J'ai vu les taupes cette nuit. Je n'arrivais pas à dormir à cause de la musique du fils du Lucien. Je me suis mis à la fenêtre. Impossible de les manquer avec la pleine lune. J'ai gueulé mais ça sert à rien, les taupes, elles sont aussi aveugles que sourdes. Je devrais peut-être prendre un chien. S'il fait bien son boulot, il aura pas faim, il pourra bouffer toutes les taupes qu'il attrape. Mais faudrait le dresser. Ah ça, je sais bien que j'aurais pas la patience ! J'ai tout épuisé avec ma femme. Je me demande encore pourquoi j'ai dit oui quand elle a proposé qu'on se marie. J'avais peut-être pas assez bien écouté la question. Mais sûr qu'elle m'aurait pas lâché avant que je lui réponde. C'était une belle connerie de dire oui. Et je l'ai bien payée. J'ai jamais pu lire mon journal tranquillement. Elle venait toujours me réclamer la grille des mots croisés. Elle a jamais su en finir une. Et il fallait que je lui lise la nécrologie, des fois qu'elle connaisse quelqu'un. C'était un de ses plaisirs ça, aller aux obsèques des gens du voisinage. Elle mettait toujours sa robe en feutrine violette. Elle disait que le gris, c'était morose, et que le noir, c'était trop sévère. Elle avait aussi un affreux petit chapeau avec une voilette. Elle disait que ça cachait ses yeux rougis. Moi, je crois plutôt que ça lui permettait de regarder tout le monde sans être vue. Ensuite, ça lui donnait de quoi jacasser des heures avec les autres vieilles du quartier. De toute façon, elle a jamais su rien faire d'autre que causer sans s'arrêter. C'est peut-être pour ça qu'elle a voulu qu'on se marie aussi vite ; elle savait qu'elle ferait jamais rien de bon de sa vie, et elle voulait pas que je m'en aperçoive trop tôt. Pour sûr que j'ai été bien attrapé. Y en a qui disent que c'est une bonne chose d'avoir une femme idiote, ça permet de se sentir plus intelligent. Je suis pas d'accord : c'est usant de penser pour deux. Et y a de quoi être fier d'avoir épousé une dinde, ça veut dire qu'on a pas beaucoup de considération pour soi-même non plus. Avoir épousé l'idiote du village, ça témoigne pas de beaucoup de jugeote. J'aurais mieux fait d'épouser Louise, comme voulait le père. Mais je suis sûr qu'elle m'aurait fait chier aussi.
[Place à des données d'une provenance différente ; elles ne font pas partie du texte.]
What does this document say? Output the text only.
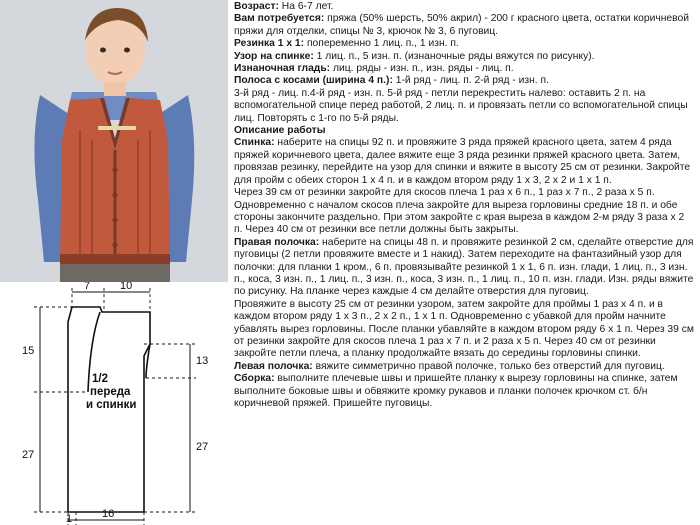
7	10
15
27
13
27
1	16
1/2
переда
и спинки

Возраст: На 6-7 лет.

Вам потребуется: пряжа (50% шерсть, 50% акрил) - 200 г красного цвета, остатки коричневой пряжи для отделки, спицы № 3, крючок № 3, 6 пуговиц.

Резинка 1 х 1: попеременно 1 лиц. п., 1 изн. п.

Узор на спинке: 1 лиц. п., 5 изн. п. (изнаночные ряды вяжутся по рисунку).

Изнаночная гладь: лиц. ряды - изн. п., изн. ряды - лиц. п.

Полоса с косами (ширина 4 п.): 1-й ряд - лиц. п. 2-й ряд - изн. п.

3-й ряд - лиц. п.4-й ряд - изн. п. 5-й ряд - петли перекрестить налево: оставить 2 п. на вспомогательной спице перед работой, 2 лиц. п. и провязать петли со вспомогательной спицы лиц. Повторять с 1-го по 5-й ряды.

Описание работы

Спинка: наберите на спицы 92 п. и провяжите 3 ряда пряжей красного цвета, затем 4 ряда пряжей коричневого цвета, далее вяжите еще 3 ряда резинки пряжей красного цвета. Затем, провязав резинку, перейдите на узор для спинки и вяжите в высоту 25 см от резинки. Закройте для пройм с обеих сторон 1 х 4 п. и в каждом втором ряду 1 х 3, 2 х 2 и 1 х 1 п.

Через 39 см от резинки закройте для скосов плеча 1 раз х 6 п., 1 раз х 7 п., 2 раза х 5 п. Одновременно с началом скосов плеча закройте для выреза горловины средние 18 п. и обе стороны закончите раздельно. При этом закройте с края выреза в каждом 2-м ряду 3 раза х 2 п. Через 40 см от резинки все петли должны быть закрыты.

Правая полочка: наберите на спицы 48 п. и провяжите резинкой 2 см, сделайте отверстие для пуговицы (2 петли провяжите вместе и 1 накид). Затем переходите на фантазийный узор для полочки: для планки 1 кром., 6 п. провязывайте резинкой 1 х 1, 6 п. изн. глади, 1 лиц. п., 3 изн. п., коса, 3 изн. п., 1 лиц. п., 3 изн. п., коса, 3 изн. п., 1 лиц. п., 10 п. изн. глади. Изн. ряды вяжите по рисунку. На планке через каждые 4 см делайте отверстия для пуговиц.

Провяжите в высоту 25 см от резинки узором, затем закройте для проймы 1 раз х 4 п. и в каждом втором ряду 1 х 3 п., 2 х 2 п., 1 х 1 п. Одновременно с убавкой для пройм начните убавлять вырез горловины. После планки убавляйте в каждом втором ряду 6 х 1 п. Через 39 см от резинки закройте для скосов плеча 1 раз х 7 п. и 2 раза х 5 п. Через 40 см от резинки закройте петли плеча, а планку продолжайте вязать до середины горловины спинки.

Левая полочка: вяжите симметрично правой полочке, только без отверстий для пуговиц. Сборка: выполните плечевые швы и пришейте планку к вырезу горловины на спинке, затем выполните боковые швы и обвяжите кромку рукавов и планки полочек крючком ст. б/н коричневой пряжей. Пришейте пуговицы.
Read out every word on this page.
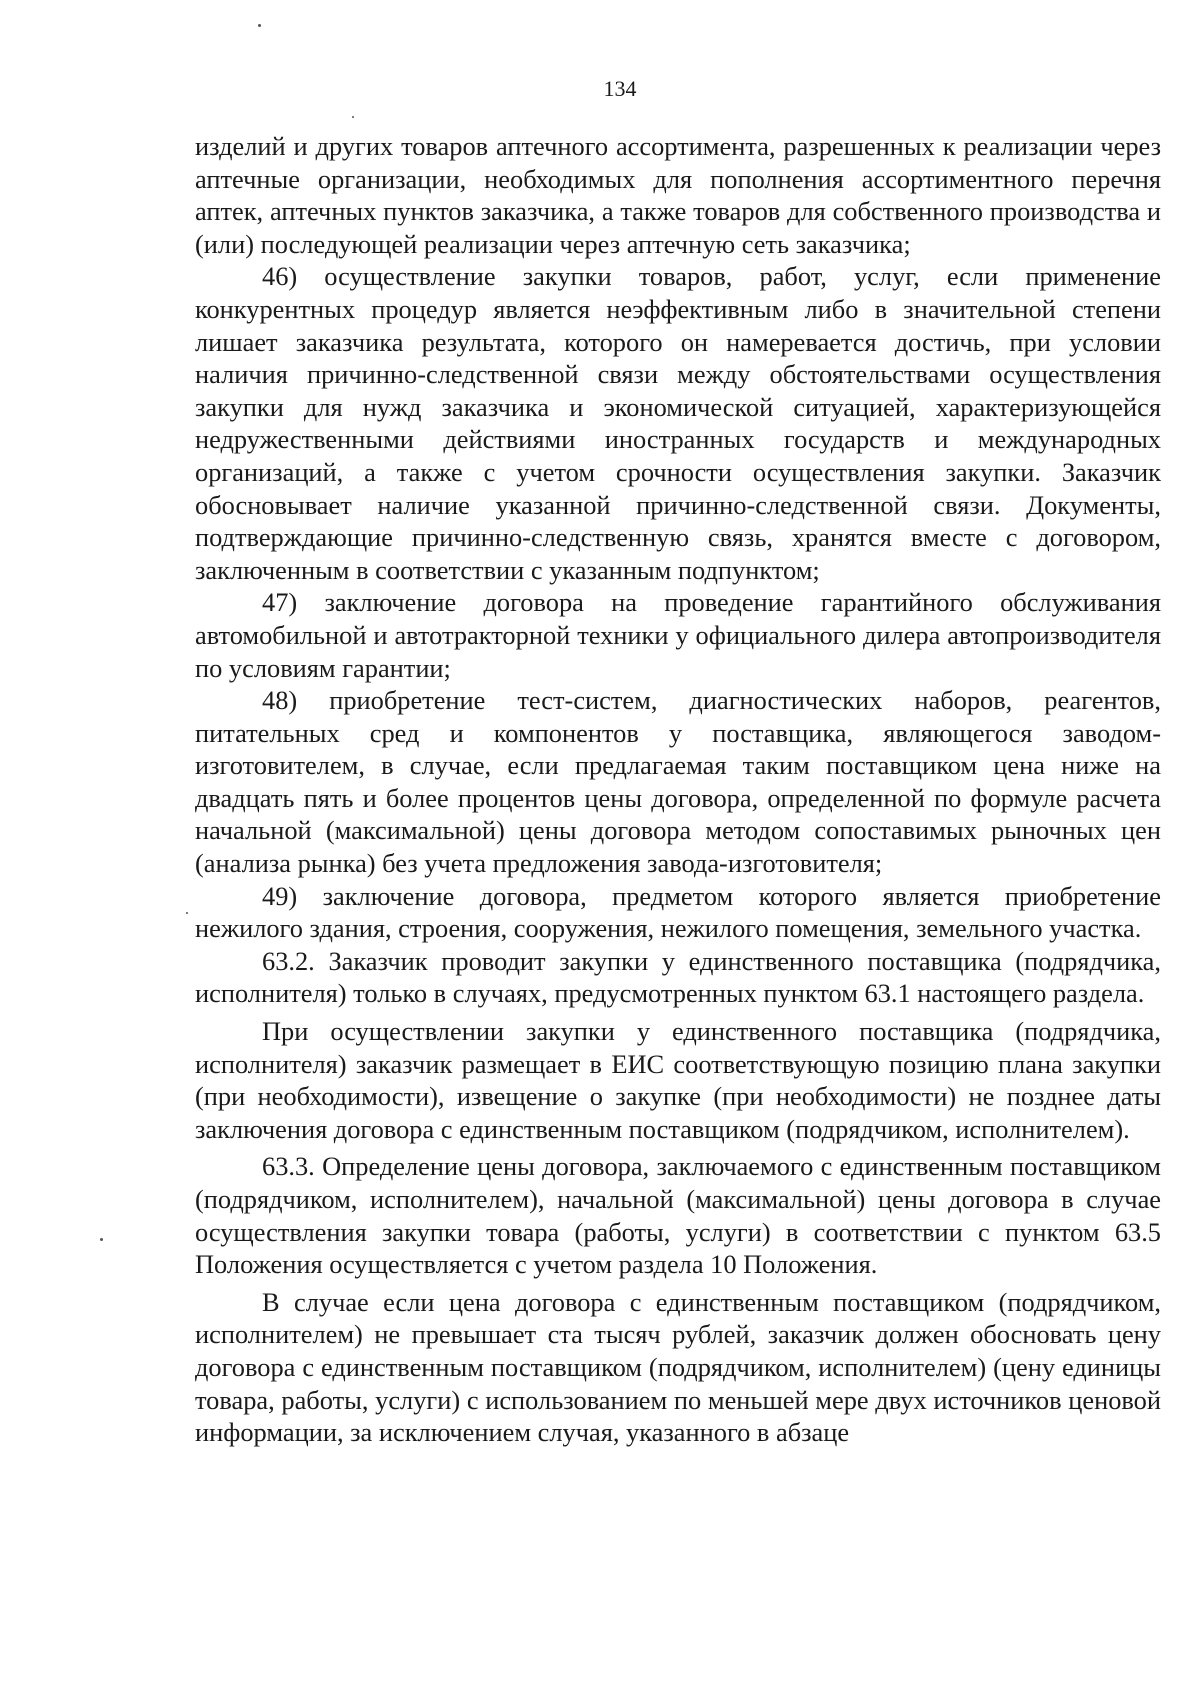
134

изделий и других товаров аптечного ассортимента, разрешенных к реализации через аптечные организации, необходимых для пополнения ассортиментного перечня аптек, аптечных пунктов заказчика, а также товаров для собственного производства и (или) последующей реализации через аптечную сеть заказчика;

46) осуществление закупки товаров, работ, услуг, если применение конкурентных процедур является неэффективным либо в значительной степени лишает заказчика результата, которого он намеревается достичь, при условии наличия причинно-следственной связи между обстоятельствами осуществления закупки для нужд заказчика и экономической ситуацией, характеризующейся недружественными действиями иностранных государств и международных организаций, а также с учетом срочности осуществления закупки. Заказчик обосновывает наличие указанной причинно-следственной связи. Документы, подтверждающие причинно-следственную связь, хранятся вместе с договором, заключенным в соответствии с указанным подпунктом;

47) заключение договора на проведение гарантийного обслуживания автомобильной и автотракторной техники у официального дилера автопроизводителя по условиям гарантии;

48) приобретение тест-систем, диагностических наборов, реагентов, питательных сред и компонентов у поставщика, являющегося заводом-изготовителем, в случае, если предлагаемая таким поставщиком цена ниже на двадцать пять и более процентов цены договора, определенной по формуле расчета начальной (максимальной) цены договора методом сопоставимых рыночных цен (анализа рынка) без учета предложения завода-изготовителя;

49) заключение договора, предметом которого является приобретение нежилого здания, строения, сооружения, нежилого помещения, земельного участка.

63.2. Заказчик проводит закупки у единственного поставщика (подрядчика, исполнителя) только в случаях, предусмотренных пунктом 63.1 настоящего раздела.

При осуществлении закупки у единственного поставщика (подрядчика, исполнителя) заказчик размещает в ЕИС соответствующую позицию плана закупки (при необходимости), извещение о закупке (при необходимости) не позднее даты заключения договора с единственным поставщиком (подрядчиком, исполнителем).

63.3. Определение цены договора, заключаемого с единственным поставщиком (подрядчиком, исполнителем), начальной (максимальной) цены договора в случае осуществления закупки товара (работы, услуги) в соответствии с пунктом 63.5 Положения осуществляется с учетом раздела 10 Положения.

В случае если цена договора с единственным поставщиком (подрядчиком, исполнителем) не превышает ста тысяч рублей, заказчик должен обосновать цену договора с единственным поставщиком (подрядчиком, исполнителем) (цену единицы товара, работы, услуги) с использованием по меньшей мере двух источников ценовой информации, за исключением случая, указанного в абзаце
J'en peux plus de ces sales bestioles qui bousillent mon jardin. Un soir, je vais m'asseoir au bout du potager, et je vais attendre qu'elles pointent leur nez. Je tirerai dessus autant qu'il faudra ; et tant pis si j'y passe la nuit et que je crève sur ma chaise. On pourra pas dire que je me suis laissé faire.